Schrumpelige, kleine Häuser säumten die Straße auf beiden Seiten. In den ungepflegten Gärten wucherte das Unkraut teilweise kniehoch. Viele der von der Sonne verbrannten Rasenflächen waren lange nicht mehr gemäht worden. Zwischen einem knorrigen Baum und einer dreckigen Hauswand war eine Wäscheleine gespannt, an der einige Unterhosen und Socken wie vergessene Geister in der schwülen Sommerbrise schaukelten.
Trotzdem schien der Ort wie ausgestorben. Keine einzige Menschenseele war zu sehen. Nachdem sie die Ortsmitte erreicht hatten, steuerte Andreas den Wagen an den Straßenrand und stoppte. Birgit sah ihren Mann unsicher an.
„Ich glaube nicht, dass wir in diesem Kaff zu essen bekommen. Mir gefällt es hier nicht. Es ist unheimlich … wie in einer Geisterstadt.“
„Ich werde mich trotzdem ein wenig umsehen. Irgendwer muss ja hier sein. Ich bin gleich zurück“, sagte Andreas und stieg aus. Er überquerte die ungepflasterte Straße und marschierte zu einem Gebäude, das wie eine Kneipe aussah. Die Tür war verschlossen und als er durch eines der schmutzigen Fenster blickte, sah er nichts weiter als eine verwaiste Theke mit einigen Barhockern davor und ein paar kleine Tische in einer Nische. Niemand befand sich in dem Gebäude.
Andreas ging weiter und überblickte den Ort, dessen Namen er nicht kannte, da er kein Ortsschild besaß und der nur aus dieser einen Straße zu bestehen schien. Er fühlte sich dabei unwohl, so als wären viele Augen auf ihn gerichtet, die ihn aufmerksam musterten.
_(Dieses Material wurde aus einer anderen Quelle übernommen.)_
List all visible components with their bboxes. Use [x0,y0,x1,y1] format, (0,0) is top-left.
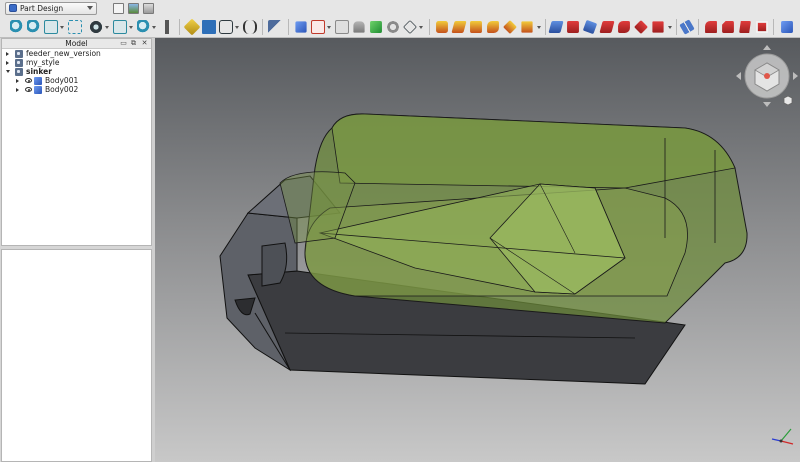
workbench-toolbar [0,16,800,38]
subtractive-primitive-icon[interactable] [634,20,648,34]
pocket-icon[interactable] [548,21,564,33]
tree-item-label: my_style [26,58,60,67]
separator [545,19,546,35]
3d-viewport[interactable] [155,38,800,462]
draw-style-icon[interactable] [89,20,103,34]
tree-item[interactable]: feeder_new_version [6,49,101,58]
document-icon [15,58,23,67]
tree-item[interactable]: Body001 [16,76,78,85]
tree-item[interactable]: sinker [6,67,52,76]
top-toolbar-row: Part Design [0,0,800,16]
fit-all-icon[interactable] [10,20,24,34]
chevron-down-icon [87,6,93,10]
pipe-icon[interactable] [487,21,499,33]
fit-selection-icon[interactable] [27,20,41,34]
chamfer-icon[interactable] [722,21,734,33]
chevron-down-icon[interactable] [129,26,133,29]
chevron-down-icon[interactable] [419,26,423,29]
document-icon [15,49,23,58]
model-panel: Model ▭ ⧉ ✕ feeder_new_version my_style … [1,38,152,246]
separator [676,19,677,35]
panel-header: Model ▭ ⧉ ✕ [2,39,151,49]
restore-icon[interactable]: ▭ [120,40,127,47]
subtractive-pipe-icon[interactable] [618,21,630,33]
separator [262,19,263,35]
group-icon[interactable] [202,20,216,34]
tree-item-label: Body001 [45,76,79,85]
new-file-icon[interactable] [113,2,124,14]
workbench-selector[interactable]: Part Design [5,1,97,15]
std-views-icon[interactable] [44,20,58,34]
transparent-green-body[interactable] [279,113,748,324]
view-menu-cube-icon[interactable] [783,95,793,106]
subtractive-loft-icon[interactable] [599,21,615,33]
tree-item[interactable]: my_style [6,58,59,67]
part-icon[interactable] [183,18,201,36]
close-icon[interactable]: ✕ [141,40,148,47]
chevron-down-icon[interactable] [235,26,239,29]
eye-icon[interactable] [25,87,32,92]
helix-icon[interactable] [503,20,517,34]
zoom-icon[interactable] [137,20,151,34]
hole-icon[interactable] [567,21,579,33]
separator [429,19,430,35]
separator [288,19,289,35]
eye-icon[interactable] [25,78,32,83]
whats-this-icon[interactable] [268,20,282,34]
link-icon[interactable] [219,20,233,34]
expand-arrow-icon[interactable] [16,78,19,83]
chevron-down-icon[interactable] [537,26,541,29]
chevron-down-icon[interactable] [327,26,331,29]
validate-sketch-icon[interactable] [335,20,349,34]
draft-icon[interactable] [739,21,751,33]
axis-cross [771,428,794,445]
tree-item[interactable]: Body002 [16,85,78,94]
tree-item-label: sinker [26,67,52,76]
separator [773,19,774,35]
view-iso-icon[interactable] [113,20,127,34]
select-box-icon[interactable] [68,20,82,34]
chevron-down-icon[interactable] [105,26,109,29]
workbench-label: Part Design [20,3,64,13]
document-icon [15,67,23,76]
expand-arrow-icon[interactable] [6,51,9,56]
loft-icon[interactable] [470,21,482,33]
additive-primitive-icon[interactable] [521,21,533,33]
chevron-down-icon[interactable] [152,26,156,29]
mirrored-icon[interactable] [679,19,695,35]
workbench-icon [9,4,17,12]
tree-item-label: feeder_new_version [26,49,101,58]
boolean-icon[interactable] [781,21,793,33]
revolution-icon[interactable] [451,21,467,33]
thickness-icon[interactable] [652,21,664,33]
body-icon[interactable] [295,21,307,33]
body-icon [34,85,42,94]
measure-icon[interactable] [160,20,174,34]
shape-binder-icon[interactable] [370,21,382,33]
create-sketch-icon[interactable] [311,20,325,34]
groove-icon[interactable] [582,19,598,35]
pad-icon[interactable] [436,21,448,33]
3d-scene[interactable] [155,38,800,462]
expression-icon[interactable] [243,20,257,34]
float-icon[interactable]: ⧉ [130,40,137,47]
chevron-down-icon[interactable] [668,26,672,29]
save-icon[interactable] [143,2,154,14]
open-file-icon[interactable] [128,2,139,14]
sub-shape-binder-icon[interactable] [403,20,417,34]
expand-arrow-icon[interactable] [16,87,19,92]
clone-icon[interactable] [386,20,400,34]
fillet-icon[interactable] [705,21,717,33]
property-panel [1,249,152,462]
separator [698,19,699,35]
chevron-down-icon[interactable] [60,26,64,29]
datum-icon[interactable] [353,21,365,33]
separator [179,19,180,35]
boolean-icon[interactable] [756,21,768,33]
tree-item-label: Body002 [45,85,79,94]
expand-arrow-icon[interactable] [6,60,9,65]
collapse-arrow-icon[interactable] [6,70,10,73]
body-icon [34,76,42,85]
panel-title: Model [65,39,88,48]
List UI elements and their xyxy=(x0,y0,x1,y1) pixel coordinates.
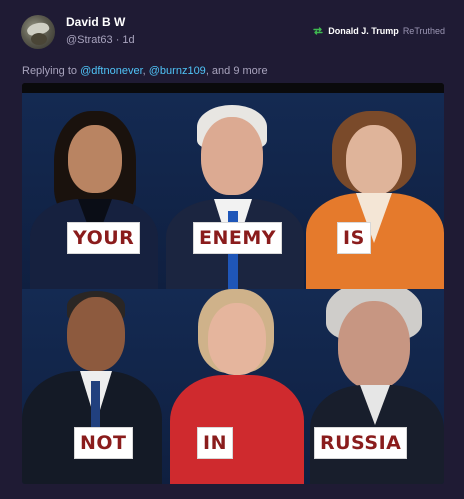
portrait-face xyxy=(201,117,263,195)
mention-link[interactable]: @burnz109 xyxy=(149,65,206,77)
portrait-face xyxy=(338,301,410,389)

Vor einer großen Holzscheune blieb er schließlich stehen. Ihr Tor stand ein Stück weit offen und aus einem Impuls heraus blickte er hinein. Zuerst war es zu dunkel um etwas zu erkennen. Es fehlten die Fenster, die ein wenig Licht hineingelassen hätten. Dann gewöhnten sich seine Augen an die ungewohnten Lichtverhältnisse und er erkannte zu seinem eigenen Erstaunen etwa ein Dutzend neue Autos. Die Hälfte davon mit einer dicken Staubschicht bedeckt.
„Birgit, komm mal eben her. Das musst du dir ansehen“, rief er über die Straße. Birgit stieg aus und kam in ihrem kurzen Kleid zu ihm gelaufen.
„Was ist?“, fragte sie, als sie Andreas erreicht hatte.
„Das ist wirklich merkwürdig“, sagte er. „Hier drinnen stehen teure Autos; vom BMW bis zum Porsche. Die passen so gar nicht zum restlichen Ort.“
„Und warum stehen die in dieser Scheune?“, fragte Birgit. Andreas zuckte mit den Schultern.
„Das soll uns egal sein. Wir holen die Kinder und sehen uns weiter um.“
Doch als sie beim Wagen ankamen, standen die Türen offen und die Kinder waren verschwunden.
„Das gibt es doch nicht. Bis vor zwei Minuten saßen sie noch brav auf ihren Plätzen“, sagte Birgit.
„Die können nicht weit sein“, sagte Andreas und blickte angestrengt die Straße hinunter, die gerade ein abgemagerter Hund mit eingezogenem Schwanz überquerte. Langsam setzten sie sich in Bewegung; Birgit auf der rechten Straßenseite, Andreas auf der Linken.
Sie riefen die Namen der Kinder und blickten in die Gärten der Häuser. Doch sie erhielten keine Antwort. Nirgendwo sahen sie eine Spur von ihnen. Irgendwann blieben sie stehen und blickten sich achselzuckend an.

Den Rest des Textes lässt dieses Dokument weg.